MAX_ROUNDS = 20 caps runaway loops. If the limit is reached without a final text response an Error event is sent.

StreamEvent extensions

New variants added to the existing StreamEvent enum:

pub enum StreamEvent {
    Token(String),
    ToolStart { name: String, args_summary: String },
    ToolDone  { result_summary: String },
    FileModified { path: String },   // triggers buffer reload
    Done,
    Error(String),
}

args_summary() on ToolCall extracts the path argument for display so the user can see which file is being touched without seeing the full JSON.

API request shape

{
  "model": "gpt-4o",
  "messages": [...],
  "tools": [...],
  "tool_choice": "auto",
  "stream": true,
  "temperature": 0.1,
  "max_tokens": 4096
}

temperature: 0.1 keeps edits deterministic. tool_choice: "auto" lets the model decide when to use tools vs reply with text.

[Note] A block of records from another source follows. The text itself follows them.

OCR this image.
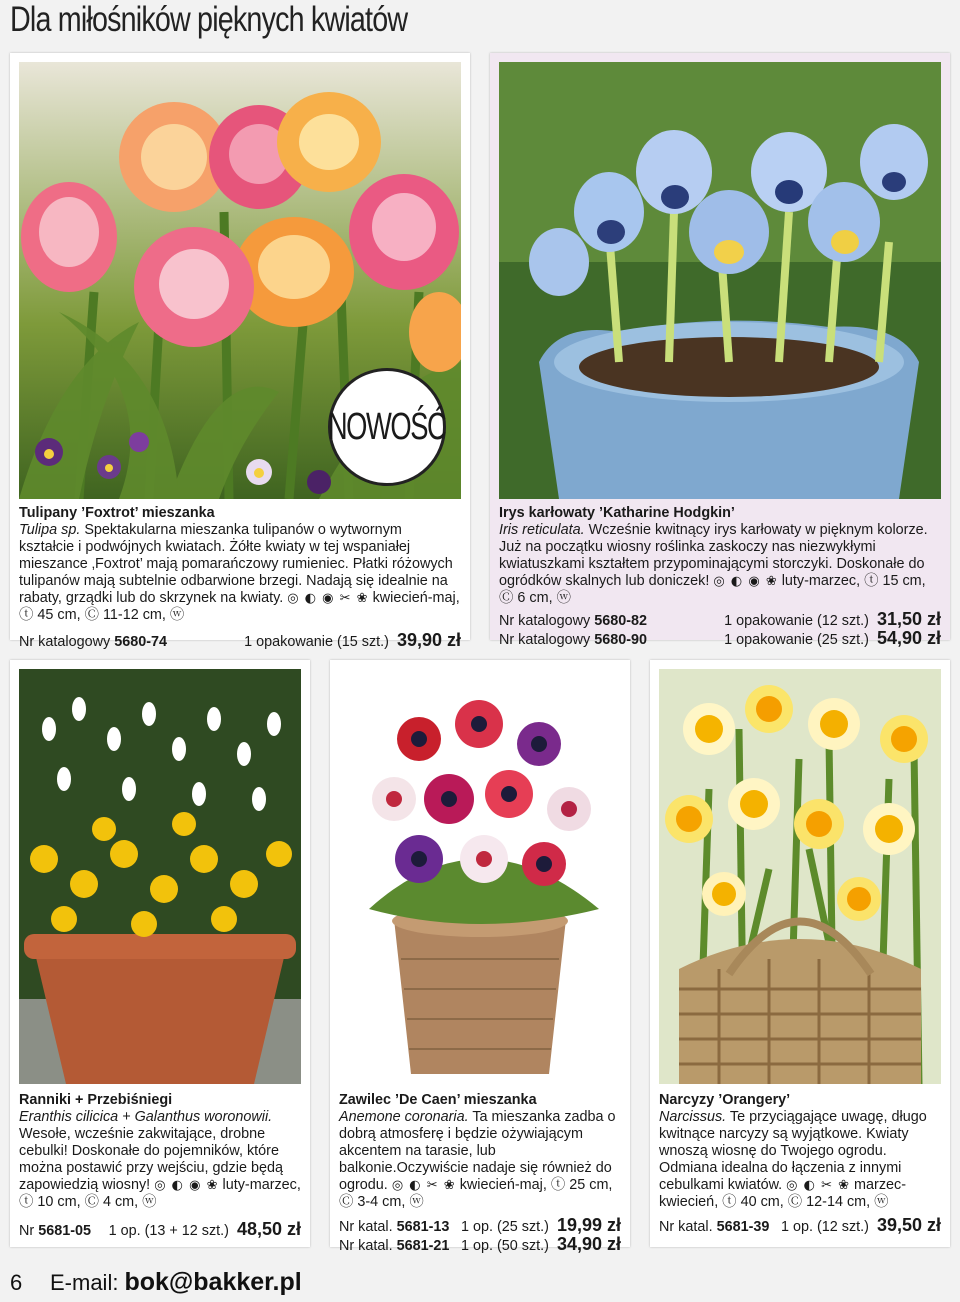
Dla miłośników pięknych kwiatów
Tulipany ’Foxtrot’ mieszanka
Tulipa sp. Spektakularna mieszanka tulipanów o wytwornym kształcie i podwójnych kwiatach. Żółte kwiaty w tej wspaniałej mieszance ‚Foxtrot’ mają pomarańczowy rumieniec. Płatki różowych tulipanów mają subtelnie odbarwione brzegi. Nadają się idealnie na rabaty, grządki lub do skrzynek na kwiaty. ◎ ◐ ◉ ✂ ❀ kwiecień-maj, ⓣ 45 cm, Ⓒ 11-12 cm, ⓦ
Nr katalogowy 5680-74	1 opakowanie (15 szt.) 39,90 zł
NOWOŚĆ
Irys karłowaty ’Katharine Hodgkin’
Iris reticulata. Wcześnie kwitnący irys karłowaty w pięknym kolorze. Już na początku wiosny roślinka zaskoczy nas niezwykłymi kwiatuszkami kształtem przypominającymi storczyki. Doskonałe do ogródków skalnych lub doniczek! ◎ ◐ ◉ ❀ luty-marzec, ⓣ 15 cm, Ⓒ 6 cm, ⓦ
Nr katalogowy 5680-82	1 opakowanie (12 szt.) 31,50 zł
Nr katalogowy 5680-90	1 opakowanie (25 szt.) 54,90 zł
Ranniki + Przebiśniegi
Eranthis cilicica + Galanthus woronowii.
Wesołe, wcześnie zakwitające, drobne cebulki! Doskonałe do pojemników, które można postawić przy wejściu, gdzie będą zapowiedzią wiosny! ◎ ◐ ◉ ❀ luty-marzec, ⓣ 10 cm, Ⓒ 4 cm, ⓦ
Nr 5681-05 1 op. (13 + 12 szt.) 48,50 zł
Zawilec ’De Caen’ mieszanka
Anemone coronaria. Ta mieszanka zadba o dobrą atmosferę i będzie ożywiającym akcentem na tarasie, lub balkonie.Oczywiście nadaje się również do ogrodu. ◎ ◐ ✂ ❀ kwiecień-maj, ⓣ 25 cm, Ⓒ 3-4 cm, ⓦ
Nr katal. 5681-13 1 op. (25 szt.) 19,99 zł
Nr katal. 5681-21 1 op. (50 szt.) 34,90 zł
Narcyzy ’Orangery’
Narcissus. Te przyciągające uwagę, długo kwitnące narcyzy są wyjątkowe. Kwiaty wnoszą wiosnę do Twojego ogrodu. Odmiana idealna do łączenia z innymi cebulkami kwiatów. ◎ ◐ ✂ ❀ marzec-kwiecień, ⓣ 40 cm, Ⓒ 12-14 cm, ⓦ
Nr katal. 5681-39 1 op. (12 szt.) 39,50 zł
6	E-mail: bok@bakker.pl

Editor wiring (src/editor/mod.rs)

handle_agent_mode() passes the project root to submit():

let project_root = std::env::current_dir()
    .unwrap_or_else(|_| PathBuf::from("."));
let fut = panel.submit(context, project_root);

The project root is computed at submit time (not stored globally) so it reflects the working directory at the moment the user sends the message.


Consequences

  • Security boundary: safe_path() prevents the model from traversing outside the project root, but the tool can still overwrite any file within it. No read-only enforcement — the model could delete or corrupt source files.
  • Blocking tool execution: execute_tool() is synchronous and runs inside the agentic_loop tokio task. Large reads (multi-MB files) block that task's thread for the read duration. Acceptable for a terminal editor on local files.
  • No tool result truncation to model: the full tool result is sent back to the model regardless of length. Very large files could saturate the context window and degrade response quality.
  • Context window growth: each round appends assistant + tool messages. A 20-round conversation on a 500-line file can easily reach 50 k tokens, approaching gpt-4o's 128 k limit. A summarisation or sliding-window strategy should be added.
  • Error recovery: the edit_file tool returns a descriptive error when old_str is not found or appears multiple times. The agentic loop feeds this error back to the model, which is expected to read_file and retry with correct content.